CUNNINGHAM: If, for example, the communications were monitored overseas, say, with a satellite over Afghanistan, or if the calls of the -- if the communications of the people in the United States were not, quote, unquote, “targeted for collection.”

Angle added: “So if the U.S. were listening to a phone used by [Osama] bin Laden and they heard a call he made to someone in the United States, several intelligence sources say that does not require a warrant.”

An onscreen graphic noted that Cunningham formerly served as deputy counsel for the National Security Council but did not reveal that he held this position under Bush from 2002-2004 -- while the administration was conducting its surveillance program. (During the Clinton administration, Cunningham served as assistant general counsel at the Central Intelligence Agency, then as a trial attorney and special assistant United States attorney in the Justice Department.)

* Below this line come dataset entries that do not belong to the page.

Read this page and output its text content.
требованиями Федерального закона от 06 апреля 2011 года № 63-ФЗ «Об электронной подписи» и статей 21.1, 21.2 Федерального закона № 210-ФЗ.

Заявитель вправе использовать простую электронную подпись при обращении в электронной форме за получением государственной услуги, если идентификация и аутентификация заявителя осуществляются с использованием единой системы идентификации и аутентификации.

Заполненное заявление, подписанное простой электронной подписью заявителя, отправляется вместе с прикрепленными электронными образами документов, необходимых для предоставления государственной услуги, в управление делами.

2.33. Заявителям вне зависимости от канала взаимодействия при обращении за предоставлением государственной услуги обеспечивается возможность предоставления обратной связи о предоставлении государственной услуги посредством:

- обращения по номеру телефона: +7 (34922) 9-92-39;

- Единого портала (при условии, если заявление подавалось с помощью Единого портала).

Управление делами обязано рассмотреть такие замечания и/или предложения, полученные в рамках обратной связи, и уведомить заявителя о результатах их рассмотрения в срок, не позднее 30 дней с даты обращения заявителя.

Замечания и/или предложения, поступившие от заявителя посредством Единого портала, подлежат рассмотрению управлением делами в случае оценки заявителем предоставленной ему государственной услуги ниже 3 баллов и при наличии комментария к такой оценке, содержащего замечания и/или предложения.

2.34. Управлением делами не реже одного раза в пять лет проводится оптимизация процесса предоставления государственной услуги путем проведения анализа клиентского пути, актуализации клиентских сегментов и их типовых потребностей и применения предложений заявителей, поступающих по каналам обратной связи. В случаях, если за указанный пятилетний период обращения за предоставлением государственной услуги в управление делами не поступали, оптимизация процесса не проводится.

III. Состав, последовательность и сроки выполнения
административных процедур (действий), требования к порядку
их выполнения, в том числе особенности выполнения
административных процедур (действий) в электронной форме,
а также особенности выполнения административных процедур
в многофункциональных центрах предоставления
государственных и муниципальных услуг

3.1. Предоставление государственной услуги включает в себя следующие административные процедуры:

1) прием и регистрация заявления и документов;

Angle's hypothetical example, in which overseas intelligence-gathering might not require a FISA warrant, not only conflicts with the Times' reporting of what has actually occurred, it also appears to be inconsistent with a Bush administration admission about the eavesdropping program. At a December 19 press conference, principal deputy director of national intelligence Lt. Gen. Michael V. Hayden -- who was serving as NSA director at the time Bush approved the program -- acknowledged that the program goes beyond what is authorized under FISA. Hayden stated: “We understand that this is a more -- I'll use the word 'aggressive' -- program than would be traditionally available under FISA.”

From the January 4 edition of Fox News' Special Report with Brit Hume:

ANGLE: But if you get into legal arguments, there are several circumstances under which what the president -- what we believe the president did and authorized NSA to do -- would not require a warrant. For instance, if the intelligence were gathered overseas and an overseas person were targeted, that would not require a FISA warrant. I asked Senator [Russell] Feingold [D-WI] --

HUME: Even if the phone call was coming into the U.S.?

ANGLE: Yes. Even if it were coming into the U.S. I asked Senator Feingold about that today. He says if one end of that conversation is in the U.S., then it does require a warrant. Now, intelligence experts insist that is not correct. So, there is an argument over what the law actually says, much less over what the president did.

From the January 5 edition of Fox News' Special Report with Brit Hume:

HUME: Some clarity is beginning to emerge tonight about why President Bush may have decided to authorize the National Security Agency to eavesdrop without warrants on some international communications that had one end in the U.S. Fox News chief Washington correspondent Jim Angle reports.

[begin video clip]

ANGLE: One of the key unanswered questions in the NSA controversy is why President Bush did not seek the approval of the FISA court, which acts in secret to issue warrants for eavesdropping. Some intelligence experts say there are many circumstances that simply do not require such a warrant.

CUNNINGHAM: If, for example, the communications were monitored overseas, say, with a satellite over Afghanistan, or if the calls of the -- if the communications of the people in the United States were not, quote, unquote, “targeted for collection.”

ANGLE: So if the U.S. were listening to a phone used by bin Laden and they heard a call he made to someone in the United States, several intelligence sources say that does not require a warrant.